Nachdem der erste Durchgang deutlich an die Gäste ging (13:23), knüpfte Vörden in den folgenden zehn Spielminuten nahezu nahtlos an die beeindruckende Leistung an und sicherte sich bereits zur Halbzeit einen durchaus komfortablen Vorsprung. „Wir haben nach bestem Können dagegen gehalten“, versicherte Christopher Hupe, „aber für dieses Niveau in der Regionalliga reicht es bei uns derzeit leider nicht.“

In den dritten zehn Minuten zogen die Gäste ihren klar unterlegenen Gastgeberinnen schließlich endgültig den Zahn, mit 11:17 mussten die „Weser Ladies“ letztlich auch diesen Durchgang abgeben.

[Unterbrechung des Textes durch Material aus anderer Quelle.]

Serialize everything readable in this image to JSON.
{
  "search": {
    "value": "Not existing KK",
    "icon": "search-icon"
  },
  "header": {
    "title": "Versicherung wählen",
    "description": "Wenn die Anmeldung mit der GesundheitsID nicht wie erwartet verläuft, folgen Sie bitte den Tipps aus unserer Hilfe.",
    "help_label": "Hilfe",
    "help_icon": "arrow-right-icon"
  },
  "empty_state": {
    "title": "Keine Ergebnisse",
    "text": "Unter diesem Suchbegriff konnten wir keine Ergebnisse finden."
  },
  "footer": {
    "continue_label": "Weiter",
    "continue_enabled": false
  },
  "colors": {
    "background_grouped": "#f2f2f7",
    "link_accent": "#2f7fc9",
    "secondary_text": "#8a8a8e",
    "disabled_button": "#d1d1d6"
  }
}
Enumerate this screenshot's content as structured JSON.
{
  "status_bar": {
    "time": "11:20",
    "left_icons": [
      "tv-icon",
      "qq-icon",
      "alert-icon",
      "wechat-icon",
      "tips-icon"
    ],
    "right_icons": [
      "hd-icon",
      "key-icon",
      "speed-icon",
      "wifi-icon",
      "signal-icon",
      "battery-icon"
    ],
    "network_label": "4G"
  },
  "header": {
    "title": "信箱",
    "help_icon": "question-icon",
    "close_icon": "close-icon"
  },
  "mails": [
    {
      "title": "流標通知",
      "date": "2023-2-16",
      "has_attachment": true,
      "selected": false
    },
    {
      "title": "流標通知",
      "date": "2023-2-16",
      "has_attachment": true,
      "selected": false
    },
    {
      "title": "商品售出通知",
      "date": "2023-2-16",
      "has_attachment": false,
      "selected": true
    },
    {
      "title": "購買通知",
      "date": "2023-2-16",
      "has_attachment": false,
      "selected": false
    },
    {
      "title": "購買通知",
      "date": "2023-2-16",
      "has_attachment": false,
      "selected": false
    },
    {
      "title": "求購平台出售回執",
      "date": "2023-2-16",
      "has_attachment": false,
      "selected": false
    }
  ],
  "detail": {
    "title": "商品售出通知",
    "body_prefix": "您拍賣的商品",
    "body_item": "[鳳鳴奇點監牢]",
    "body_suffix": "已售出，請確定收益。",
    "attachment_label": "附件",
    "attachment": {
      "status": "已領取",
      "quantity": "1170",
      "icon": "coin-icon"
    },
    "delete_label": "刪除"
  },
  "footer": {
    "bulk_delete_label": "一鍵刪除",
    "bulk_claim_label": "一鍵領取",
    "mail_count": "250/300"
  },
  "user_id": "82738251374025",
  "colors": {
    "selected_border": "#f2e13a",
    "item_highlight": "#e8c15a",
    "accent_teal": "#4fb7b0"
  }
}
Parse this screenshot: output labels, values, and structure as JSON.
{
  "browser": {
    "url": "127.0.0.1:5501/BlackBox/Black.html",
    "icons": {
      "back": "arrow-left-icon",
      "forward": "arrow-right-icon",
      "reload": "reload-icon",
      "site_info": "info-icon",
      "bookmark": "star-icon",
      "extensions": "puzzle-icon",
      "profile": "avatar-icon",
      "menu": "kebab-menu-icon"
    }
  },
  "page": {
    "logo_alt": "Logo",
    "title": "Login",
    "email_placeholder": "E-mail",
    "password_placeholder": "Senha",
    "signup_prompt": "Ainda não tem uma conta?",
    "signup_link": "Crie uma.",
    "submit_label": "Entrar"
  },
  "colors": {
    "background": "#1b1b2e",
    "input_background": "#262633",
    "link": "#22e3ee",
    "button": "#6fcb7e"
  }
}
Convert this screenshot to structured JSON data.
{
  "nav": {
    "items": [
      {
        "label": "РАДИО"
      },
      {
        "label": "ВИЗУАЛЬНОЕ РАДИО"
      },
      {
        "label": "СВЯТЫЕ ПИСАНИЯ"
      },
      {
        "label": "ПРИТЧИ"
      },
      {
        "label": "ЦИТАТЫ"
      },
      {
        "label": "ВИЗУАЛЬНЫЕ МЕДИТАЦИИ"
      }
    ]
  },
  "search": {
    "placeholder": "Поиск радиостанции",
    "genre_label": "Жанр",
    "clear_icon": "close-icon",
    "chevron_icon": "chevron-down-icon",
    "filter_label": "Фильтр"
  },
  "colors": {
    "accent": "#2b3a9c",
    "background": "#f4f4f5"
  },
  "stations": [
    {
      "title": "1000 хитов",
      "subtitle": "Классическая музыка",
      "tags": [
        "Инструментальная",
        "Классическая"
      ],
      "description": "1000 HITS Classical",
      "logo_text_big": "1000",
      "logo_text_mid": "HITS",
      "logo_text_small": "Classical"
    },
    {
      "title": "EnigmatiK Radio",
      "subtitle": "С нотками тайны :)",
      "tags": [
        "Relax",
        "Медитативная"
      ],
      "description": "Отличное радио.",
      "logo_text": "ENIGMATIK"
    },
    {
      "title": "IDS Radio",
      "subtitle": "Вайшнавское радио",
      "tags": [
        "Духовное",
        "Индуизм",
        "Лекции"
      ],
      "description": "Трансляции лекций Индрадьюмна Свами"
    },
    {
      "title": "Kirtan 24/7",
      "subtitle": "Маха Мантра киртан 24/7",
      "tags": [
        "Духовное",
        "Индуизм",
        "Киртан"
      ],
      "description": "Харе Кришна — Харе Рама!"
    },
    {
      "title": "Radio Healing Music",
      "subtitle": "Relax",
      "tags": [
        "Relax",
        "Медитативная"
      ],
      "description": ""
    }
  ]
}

Einzig Saskia Goll (14 Punkte/zwei Dreier) konnte das Tempo der Gäste einigermaßen mitgehen, hatte letztlich aber auch keine Gelegenheit mehr, am deutlichen Endstand etwas zu verändern. „Einen wirklichen Knackpunkt in diesem Spiel gab es eigentlich gar nicht“, resümierte Hupe, „Vörden war uns von Beginn an überlegen und hat nur im zweiten Viertel etwas schlechter abgeschlossen.“ Auf der positiven Seite sei allerdings zu nennen, so Hupe, „dass wir uns trotzdem nicht haben entmutigen lassen und bis zum Ende trotzdem mit Freude Basketball gespielt haben.“

Zum Abschluss der enttäuschenden Spielzeit müssen die Weser Ladies am Sonntag, 31. März (16 Uhr) zum BBC Osnabrück reisen, wo sie mit Maya Girmann auf die zweitbeste Werferin der gesamten Liga (knapp 18 Punkte pro Spiel; nur Mirja Beckmann von der BG ‚89 Rotenburg/Scheeßel II ist um 1,5 Punkte besser)  treffen. Zum Vergleich: Die beste Bremerin, Saskia Goll, kommt im Schnitt auf elf Punkte.

Weser Ladies: Heitmann, Thielking (2), Sievers (2), Altenbeck (2), Ellberg (2), Goepfert (2), Böske (3), J. Goll (4), Engert (4), Schlegl (9), S. Goll (14).